Jared Nelson said...

"But you see Lisa, if I am a part of that mob, I can help guide it in wise directions...Now where is my big foam cowboy hat and air horn?"

-But I think that is one of the problems in looking for the right church: in order to have the doctrinally sound church I totally agree with, I would have to build it, but then my wife wouldn't agree with it...

Aaron said...

Gets back to the question of what are you willing to break fellowship over. Funny that a reformed BAPTIST would think this worth it. And what does the denomination want you to sign on to as a member or clergy etc.

I do like liturgical services. I like the quite reverence as a nice break from loud happy clappy Evangelical Protestantism.

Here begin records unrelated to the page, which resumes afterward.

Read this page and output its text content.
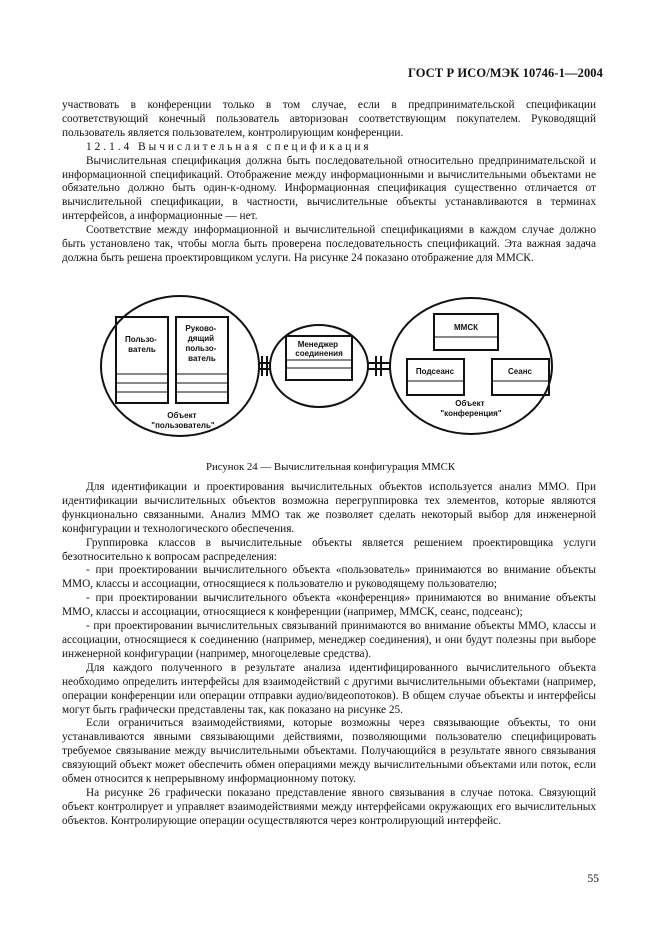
ГОСТ Р ИСО/МЭК 10746-1—2004

участвовать в конференции только в том случае, если в предпринимательской спецификации соответствующий конечный пользователь авторизован соответствующим покупателем. Руководящий пользователь является пользователем, контролирующим конференции.

12.1.4 Вычислительная спецификация

Вычислительная спецификация должна быть последовательной относительно предпринимательской и информационной спецификаций. Отображение между информационными и вычислительными объектами не обязательно должно быть один-к-одному. Информационная спецификация существенно отличается от вычислительной спецификации, в частности, вычислительные объекты устанавливаются в терминах интерфейсов, а информационные — нет.

Соответствие между информационной и вычислительной спецификациями в каждом случае должно быть установлено так, чтобы могла быть проверена последовательность спецификаций. Эта важная задача должна быть решена проектировщиком услуги. На рисунке 24 показано отображение для ММСК.

Пользо- ватель
Руково- дящий пользо- ватель
Объект "пользователь"
Менеджер соединения
ММСК
Подсеанс	Сеанс
Объект "конференция"
Рисунок 24 — Вычислительная конфигурация ММСК

Для идентификации и проектирования вычислительных объектов используется анализ ММО. При идентификации вычислительных объектов возможна перегруппировка тех элементов, которые являются функционально связанными. Анализ ММО так же позволяет сделать некоторый выбор для инженерной конфигурации и технологического обеспечения.

Группировка классов в вычислительные объекты является решением проектировщика услуги безотносительно к вопросам распределения:

- при проектировании вычислительного объекта «пользователь» принимаются во внимание объекты ММО, классы и ассоциации, относящиеся к пользователю и руководящему пользователю;

- при проектировании вычислительного объекта «конференция» принимаются во внимание объекты ММО, классы и ассоциации, относящиеся к конференции (например, ММСК, сеанс, подсеанс);

- при проектировании вычислительных связываний принимаются во внимание объекты ММО, классы и ассоциации, относящиеся к соединению (например, менеджер соединения), и они будут полезны при выборе инженерной конфигурации (например, многоцелевые средства).

Для каждого полученного в результате анализа идентифицированного вычислительного объекта необходимо определить интерфейсы для взаимодействий с другими вычислительными объектами (например, операции конференции или операции отправки аудио/видеопотоков). В общем случае объекты и интерфейсы могут быть графически представлены так, как показано на рисунке 25.

Если ограничиться взаимодействиями, которые возможны через связывающие объекты, то они устанавливаются явными связывающими действиями, позволяющими пользователю специфицировать требуемое связывание между вычислительными объектами. Получающийся в результате явного связывания связующий объект может обеспечить обмен операциями между вычислительными объектами или поток, если обмен относится к непрерывному информационному потоку.

На рисунке 26 графически показано представление явного связывания в случае потока. Связующий объект контролирует и управляет взаимодействиями между интерфейсами окружающих его вычислительных объектов. Контролирующие операции осуществляются через контролирующий интерфейс.

55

I like the mob quote. Also, "But Dad you are giving into mob mentality! No Lisa I am hopping on the band wagon. Now get on board!"

Jared Nelson said...

Spurgeon also said "I would cross the world to convince a man to be a Christian; but I wouldn't cross the street to make him a Baptist."

Charles said...

Article 25: The Sacraments were not ordained of Christ to be gazed upon, or to be carried about, but that we should duly use them. And in such only as worthily receive the same have they a wholesome effect or operation: but they that receive them unworthily purchase to themselves damnation, as Saint Paul saith.

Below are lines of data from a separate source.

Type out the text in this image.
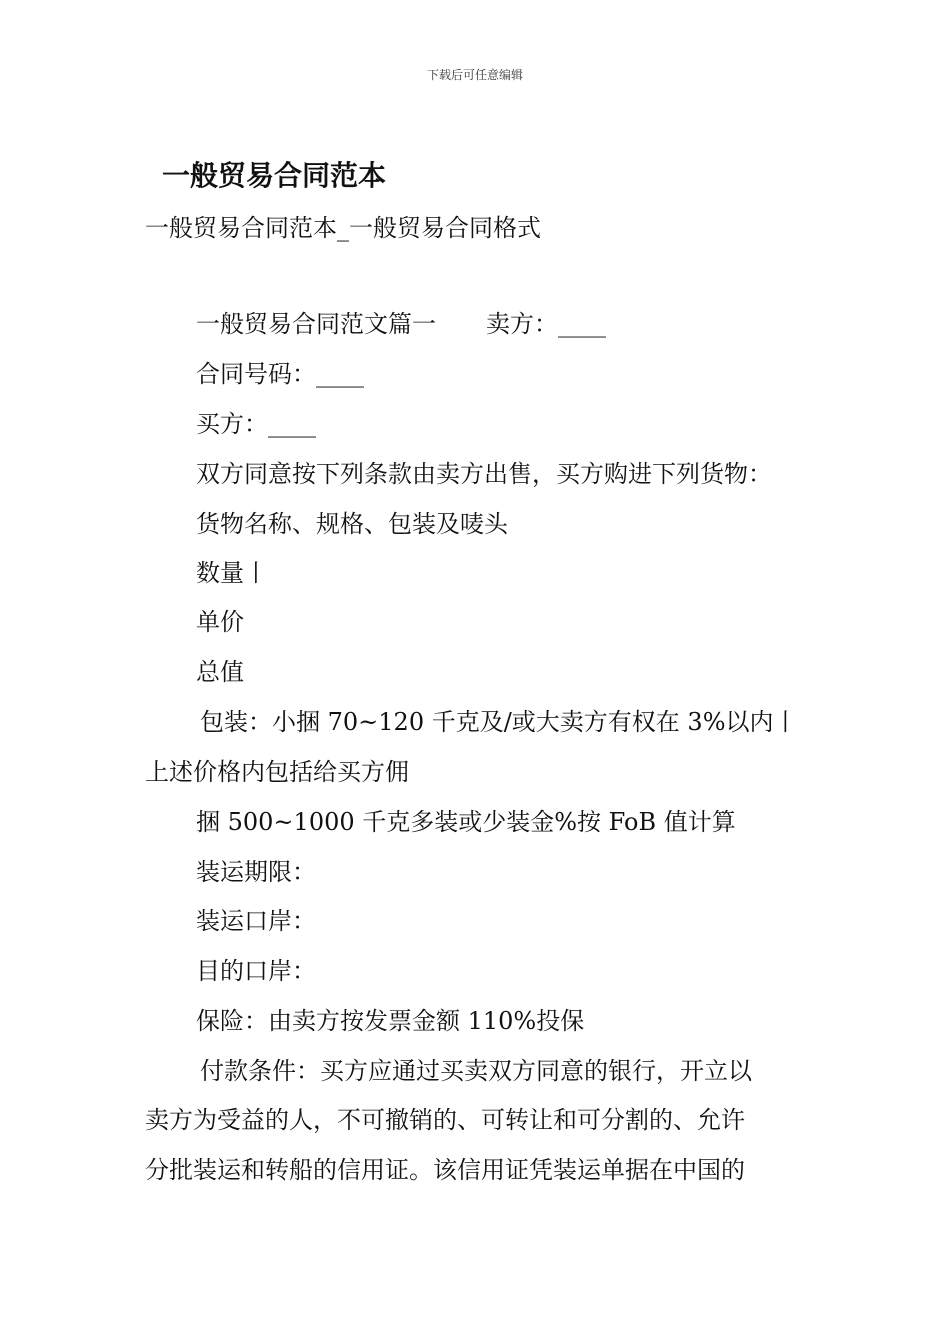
下载后可任意编辑
一般贸易合同范本
一般贸易合同范本_一般贸易合同格式
一般贸易合同范文篇一 卖方：____
合同号码：____
买方：____
双方同意按下列条款由卖方出售，买方购进下列货物：
货物名称、规格、包装及唛头
数量丨
单价
总值
包装：小捆 70~120 千克及/或大卖方有权在 3%以内丨
上述价格内包括给买方佣
捆 500~1000 千克多装或少装金%按 FoB 值计算
装运期限：
装运口岸：
目的口岸：
保险：由卖方按发票金额 110%投保
付款条件：买方应通过买卖双方同意的银行，开立以
卖方为受益的人，不可撤销的、可转让和可分割的、允许
分批装运和转船的信用证。该信用证凭装运单据在中国的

Article 27 (which Spurgeon refers to): Baptism is not only a sign of profession, and mark of difference, whereby Christian men are discerned from others that be not christened, but is also a sign of Regeneration or new Birth, whereby, as by an instrument, they that receive Baptism rightly are grafted into the Church; the promises of the forgiveness of sin, and of our adoption to be the sons of God by the Holy Ghost, are visibly signed and sealed; Faith is confirmed, and Grace increased by virtue of prayer unto God. The Baptism of young Children is in any wise to be retained in the Church, as most agreeablewith the institution of Christ.

Charles said...

I don't think that's so different from Calvin or Luther.

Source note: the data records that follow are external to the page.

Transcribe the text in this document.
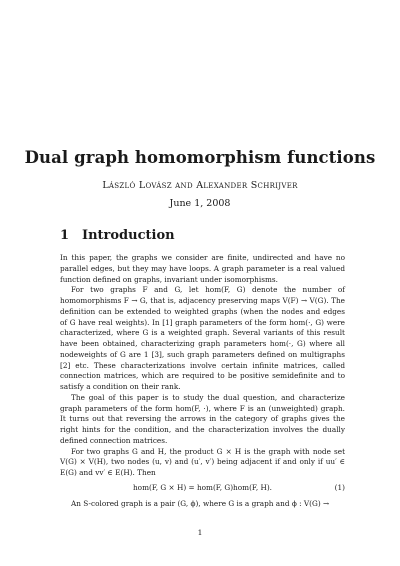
Dual graph homomorphism functions
László Lovász and Alexander Schrijver
June 1, 2008
1 Introduction

In this paper, the graphs we consider are finite, undirected and have no parallel edges, but they may have loops. A graph parameter is a real valued function defined on graphs, invariant under isomorphisms.

For two graphs F and G, let hom(F, G) denote the number of homomorphisms F → G, that is, adjacency preserving maps V(F) → V(G). The definition can be extended to weighted graphs (when the nodes and edges of G have real weights). In [1] graph parameters of the form hom(·, G) were characterized, where G is a weighted graph. Several variants of this result have been obtained, characterizing graph parameters hom(·, G) where all nodeweights of G are 1 [3], such graph parameters defined on multigraphs [2] etc. These characterizations involve certain infinite matrices, called connection matrices, which are required to be positive semidefinite and to satisfy a condition on their rank.

The goal of this paper is to study the dual question, and characterize graph parameters of the form hom(F, ·), where F is an (unweighted) graph. It turns out that reversing the arrows in the category of graphs gives the right hints for the condition, and the characterization involves the dually defined connection matrices.

For two graphs G and H, the product G × H is the graph with node set V(G) × V(H), two nodes (u, v) and (u′, v′) being adjacent if and only if uu′ ∈ E(G) and vv′ ∈ E(H). Then

hom(F, G × H) = hom(F, G)hom(F, H).	(1)

An S-colored graph is a pair (G, ϕ), where G is a graph and ϕ : V(G) →

1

Calvin: "the sign of the initiation by which we are received into the society of the church, in order that, engrafted in Christ, we may be reckoned among God's children"(Inst.4, 15, 1).

Luther: Thus we must regard Baptism and make it profitable to
ourselves, that when our sins and conscience oppress us, we strengthen ourselves and take comfort and say: Nevertheless I
am baptized; but if I am baptized, it is promised me that I shall be saved and have eternal life, both in soul and body.

For that is the reason why these two things are done in Baptism namely, that the body, which can apprehend nothing but the water, is sprinkled, and, in addition, the word is spoke for the soul to apprehend. Now, since both, the water and the Word, are one Baptism, therefore body and soul must be saved and live forever: the soul through the Word which it believes,but the body because it is united with the soul and also
apprehends Baptism as it is able to apprehend it. We have, therefore, no greater jewel in body and soul, for by it we are
made holy and are saved, which no other kind of life, no work
upon earth, can attain. (Concord, Large Catechism, Baptism).

Aaron said...

One of the coolest sounding things that Luther ever said on Baptism is that it is like gold. It is still gold even if it is warn by a harlot. But he is still so wrong in the issue of Baptism. I do like his loophole however. You do not need to be baptized if a despot withheld water from you. That is nice of God. (I am having a little fun with him. I think he was illustrating a different point which I can not remember. I love Luther!)